So, 95% of the reason you cant release code is... because you cant auto format it, and code insight doesn't work with your changes.
This given the original DeleD code compiled with Delphi 7 which didn't have source formatting or better code insight than Lazarus.
There is a difference between porting and hacking to pieces.
IMHO, you should have:
1) Focused on the Lazarus port first with minimal changes (which adhere to Delphi 7 standards) and are portable to Linux/Mac.
2) Uploaded the code, and allowed users to bug check for 6 months. If the job was done right, it would have gained new Mac/Linux users.
Then, fork the code and apply your fancy template code changes.
Thats just my view, and it may be the view of others
*Yawn*.
I'm going to be honest: I don't know who you are, or why you're so specifically worked up over this post, right now. As far as I can recall you are not even someone who has ever replied to my DeleD thread, to date? I was expecting that I might get a reply like yours, but I figured it would be from someone like, say, JuhaManninen (and I would have been perfectly ok with that, as I honestly find his posts rather entertaining most of the time!)
Yes, the original code compiled with Delphi 7. However, that is less than irrelevant in this context, and it's mind-boggling that you mention that in the
same sentence as your comment about cross-platform compatibility. The original codebase was (and still is in some places, I've yet to find workarounds for everything) chock-full of good-old-fashioned late 90s/early 2000s Windows-centric Delphi tropes: as in,
the sort of things that you would totally expect to find in an application written between 2004 and 2011, in Delphi 5 to 7. The sort of things, more specifically, that would make it literally impossible to ever get the application running on a non-Windows-platform. The approach you're suggesting I should have taken to the codebase is literally the opposite of what has allowed me to make real progress in the work I've done so far.
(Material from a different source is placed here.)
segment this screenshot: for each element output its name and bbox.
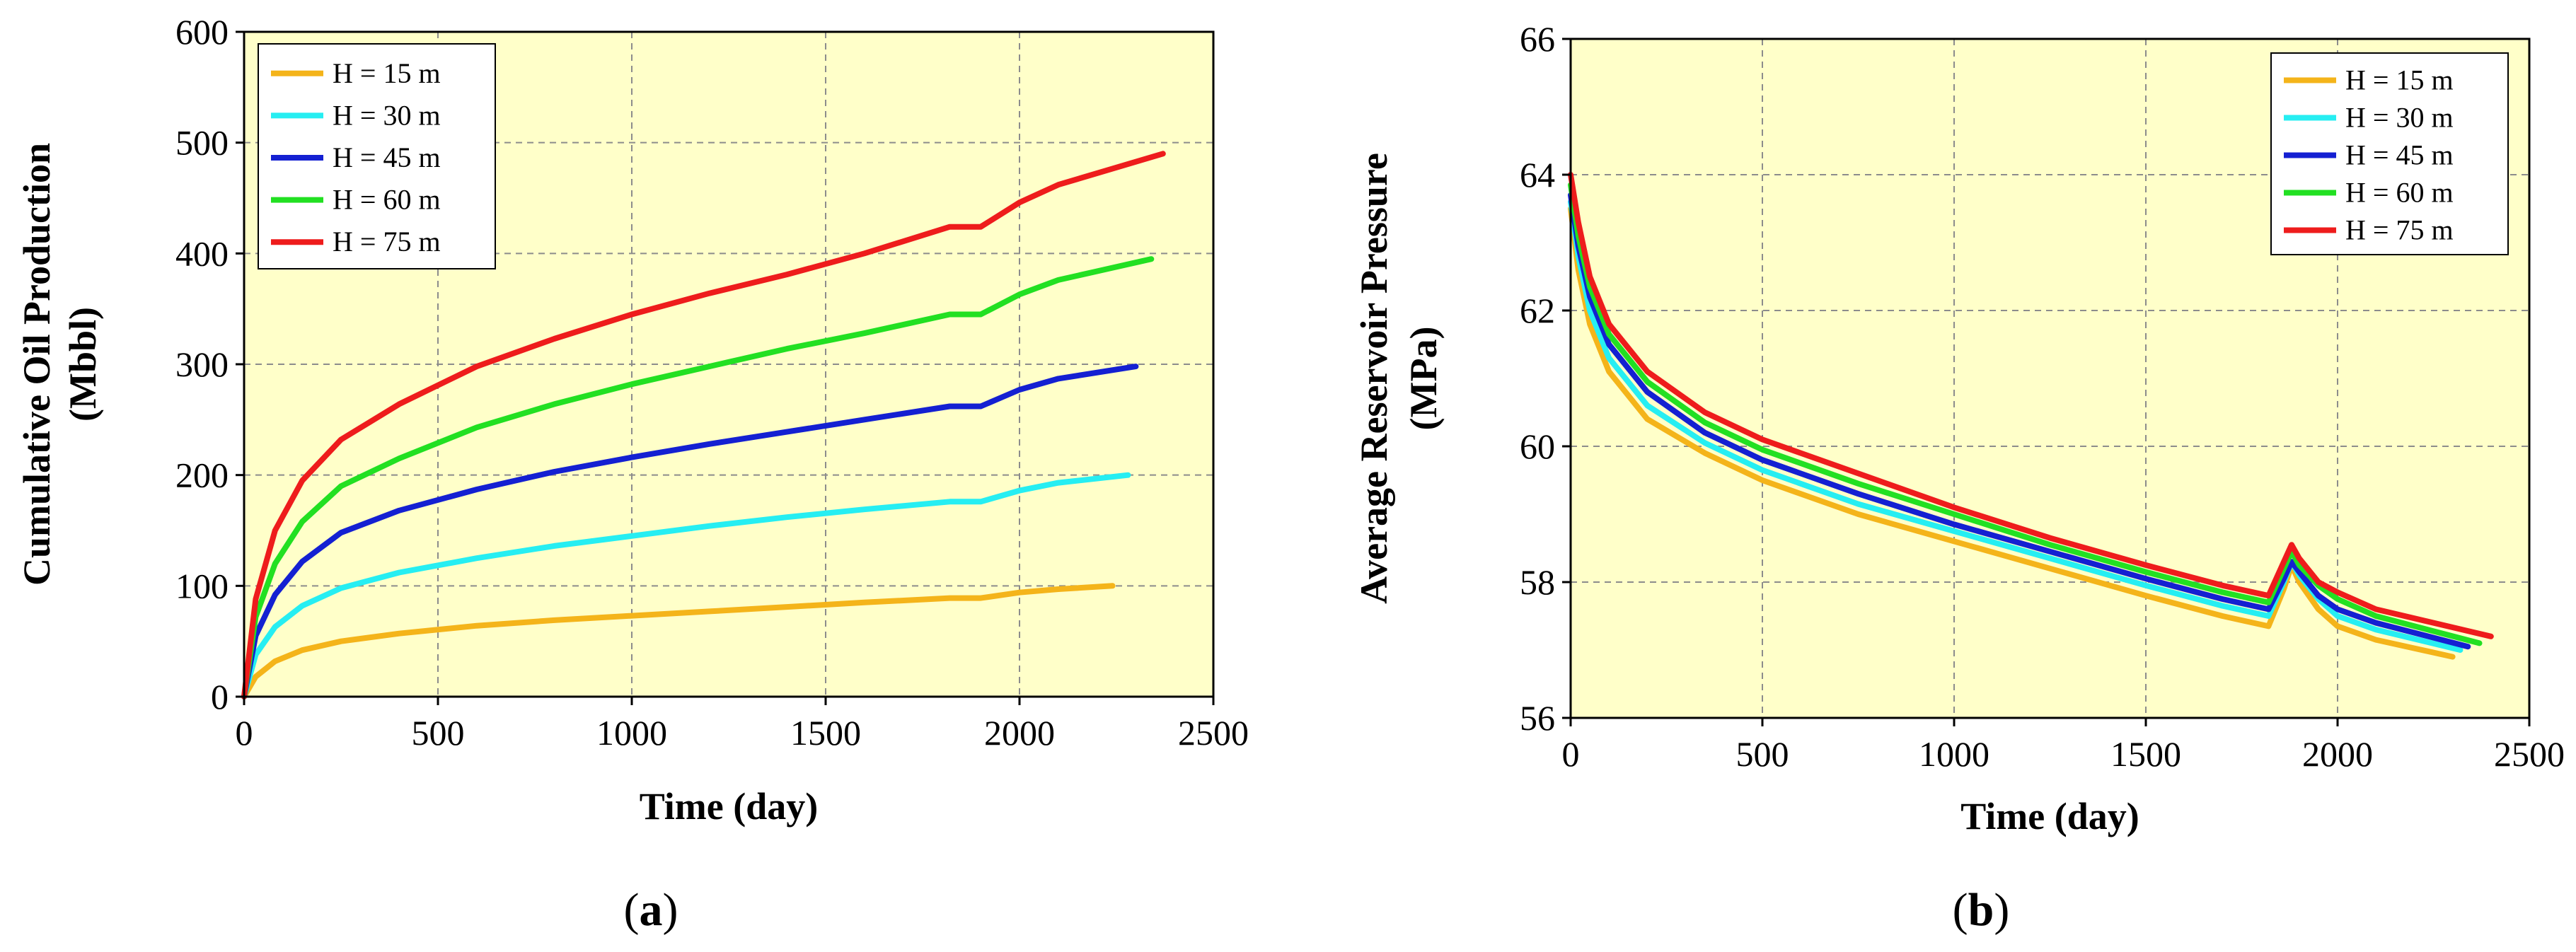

Imagine if you will that I had uploaded my changes to Github within the first week or so I started working on the codebase, and made the same post on these forums as I did in reality: I absolutely guarantee you that we'd still be sitting around endlessly debating things like whether we should rewrite the parts of the application that used Graphics32 to use BGRABitmap. Or, to give another example, whether we should rewrite the parts of the application that used the original developers "home-grown" image loading/manipulation code to use BGRABitmap. Both of these are things that I just went ahead and did after considering the pros/cons for about an hour, and as I suspected they both ended up being the right decision. It's the difference between DeleD actually being able to properly support PNG textures (which it does now) and not doing so, which it didn't before. However, it
could have, very easily, at any point in the last 12 years had the original developers simply not been so stubborn, accepted the fact that their PNG loading routines didn't work, and just used any of the number of libraries that could have done it for them. (I mean, despite the problems with Graphics32 that lead me to replace its use, they were already using it and it could have have least done THAT for them... so why keep hammering away at their own stuff? Makes zero sense.)
Furthermore: Nothing I've done should even be thought of as "porting" to begin with, and I certainly don't think I've been "hacking it to pieces". The application as JuhaManninen left it already technically compiled in Lazarus: it just didn't really work. What I've done has all been related to simply making it run as intended at first, and later improving it/adding features/etcetera.
The bottom line is: it was and still is an application in desperate need of far more than "minimal changes", and an application in desperate need of an overall development attitude that does not involve thinking Delphi 7 matters at all in 2016 (it doesn't.) Delphi 7 was never anything more than "pretty good" for
what it was at the time it was released. It was certainly
never "great" as so many people seem to believe, and it's
definitely not something that should be aspired to as any kind of standard in this day and age.
Now, does anyone have any relevant information about the
ability of Lazarus to parse Generics? Because even if I'm the worst programmer in the world, and indeed literally a demon sent from Programmer Hell to stir up controvery..... the fact remains that Lazarus has some serious problems parsing Generics.